SWEL has been focused on the design and development of its wave energy converter, the “Wave Line Magnet” (WM).
The company has evolved and developed its technology for more than 12 years achieving numerous patents throughout Europe, the Americas and Australasia.
According to SWEL, the results of the tests carried out provide evidence that this technology is highly competitive and can efficiently harvest wave energy to produce electricity, desalinated water and/or hydrogen.
These competitive advantages of the WM come at only a fraction of the cost of current alternatives being developed internationally, the company claims.
Inventor and CEO, Adam Zakheos indicated that the company will now be moving onto the next round of developments and strategic alliances with the aim of having an operational commercialised system deployed within 2 to 4 years.
Zakheos, said: “We can show how a commercial sized device using our technology will achieve a Levelised Cost of Energy (LCoE) less than 1cent €/KWhr, crushing today’s wave energy industry reference value of 85cent €/KWh.”
The University report prepared by Dr.Dimokratis G.E. Grigoriadis (Assistant Professor) and Charalambos Frantzis (PhD Student), states that the WM is capable of converting a significant amount of energy in both low and high wave heights.

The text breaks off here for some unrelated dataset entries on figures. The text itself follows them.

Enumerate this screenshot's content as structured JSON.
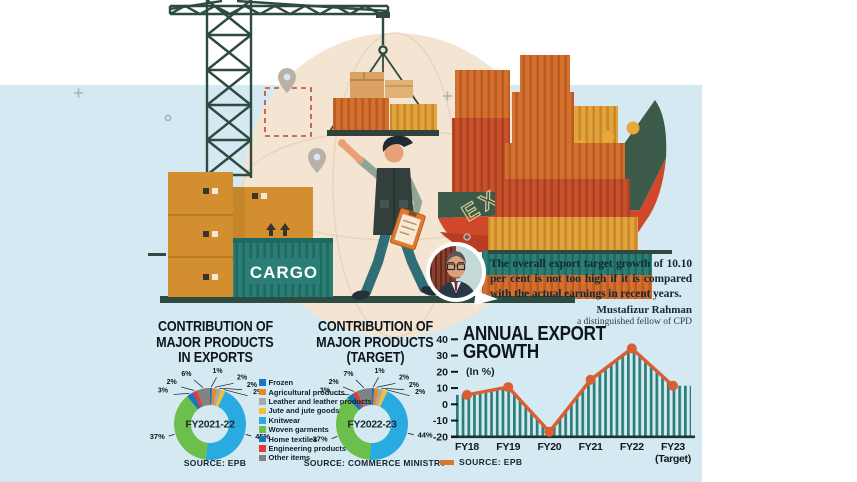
{
  "illustration": {
    "cargo_label": "CARGO",
    "ship_label": "EXPORT"
  },
  "quote": {
    "text": "The overall export target growth of 10.10 per cent is not too high if it is compared with the actual earnings in recent years.",
    "author": "Mustafizur Rahman",
    "author_title": "a distinguished fellow of CPD"
  },
  "legend": {
    "items": [
      {
        "label": "Frozen",
        "color": "#1b75bc"
      },
      {
        "label": "Agricultural products",
        "color": "#e6872b"
      },
      {
        "label": "Leather and leather products",
        "color": "#a7a9ac"
      },
      {
        "label": "Jute and jute goods",
        "color": "#f5c02c"
      },
      {
        "label": "Knitwear",
        "color": "#29abe2"
      },
      {
        "label": "Woven garments",
        "color": "#6cbf4b"
      },
      {
        "label": "Home textiles",
        "color": "#1b75bc"
      },
      {
        "label": "Engineering products",
        "color": "#e23b37"
      },
      {
        "label": "Other items",
        "color": "#808285"
      }
    ]
  },
  "chart_data": [
    {
      "type": "pie",
      "subtype": "donut",
      "title_lines": [
        "CONTRIBUTION OF",
        "MAJOR PRODUCTS",
        "IN EXPORTS"
      ],
      "center_label": "FY2021-22",
      "source": "SOURCE: EPB",
      "categories": [
        "Frozen",
        "Agricultural products",
        "Leather and leather products",
        "Jute and jute goods",
        "Knitwear",
        "Woven garments",
        "Home textiles",
        "Engineering products",
        "Other items"
      ],
      "values": [
        1,
        2,
        2,
        2,
        45,
        37,
        3,
        2,
        6
      ],
      "unit": "%"
    },
    {
      "type": "pie",
      "subtype": "donut",
      "title_lines": [
        "CONTRIBUTION OF",
        "MAJOR PRODUCTS",
        "(TARGET)"
      ],
      "center_label": "FY2022-23",
      "source": "SOURCE: COMMERCE MINISTRY",
      "categories": [
        "Frozen",
        "Agricultural products",
        "Leather and leather products",
        "Jute and jute goods",
        "Knitwear",
        "Woven garments",
        "Home textiles",
        "Engineering products",
        "Other items"
      ],
      "values": [
        1,
        2,
        2,
        2,
        44,
        37,
        3,
        2,
        7
      ],
      "unit": "%"
    },
    {
      "type": "line",
      "title": "ANNUAL EXPORT GROWTH",
      "subtitle": "(In %)",
      "source": "SOURCE: EPB",
      "categories": [
        "FY18",
        "FY19",
        "FY20",
        "FY21",
        "FY22",
        "FY23"
      ],
      "last_label_note": "(Target)",
      "values": [
        5.8,
        10.6,
        -16.9,
        15.1,
        34.4,
        11.4
      ],
      "ylim": [
        -20,
        40
      ],
      "yticks": [
        40,
        30,
        20,
        10,
        0,
        -10,
        -20
      ],
      "line_color": "#d95f33",
      "fill_style": "vertical-hatch",
      "hatch_color": "#2b7f77"
    }
  ]
}
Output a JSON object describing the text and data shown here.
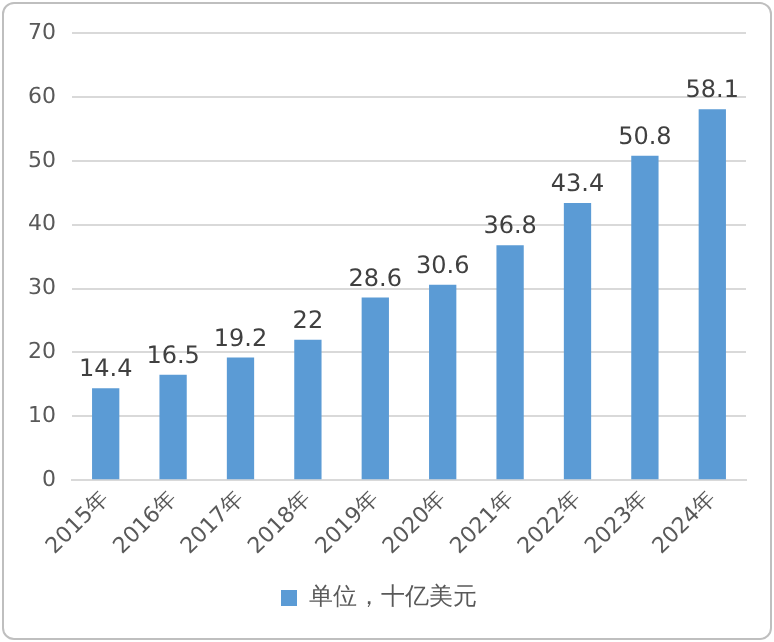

The design of the WM and its operation is said to have the potential to overcome several difficulties currently faced by the wave energy sector, such as those related to survivability and durability. Moreover, the WM is expected to reach low construction/operation/maintenance costs, leading to a highly competitive LCoE.
In addition, SWEL said that this technology could be the answer to water and renewable energy issues, providing low carbon, cost effective solutions to countries and remote regions around the world.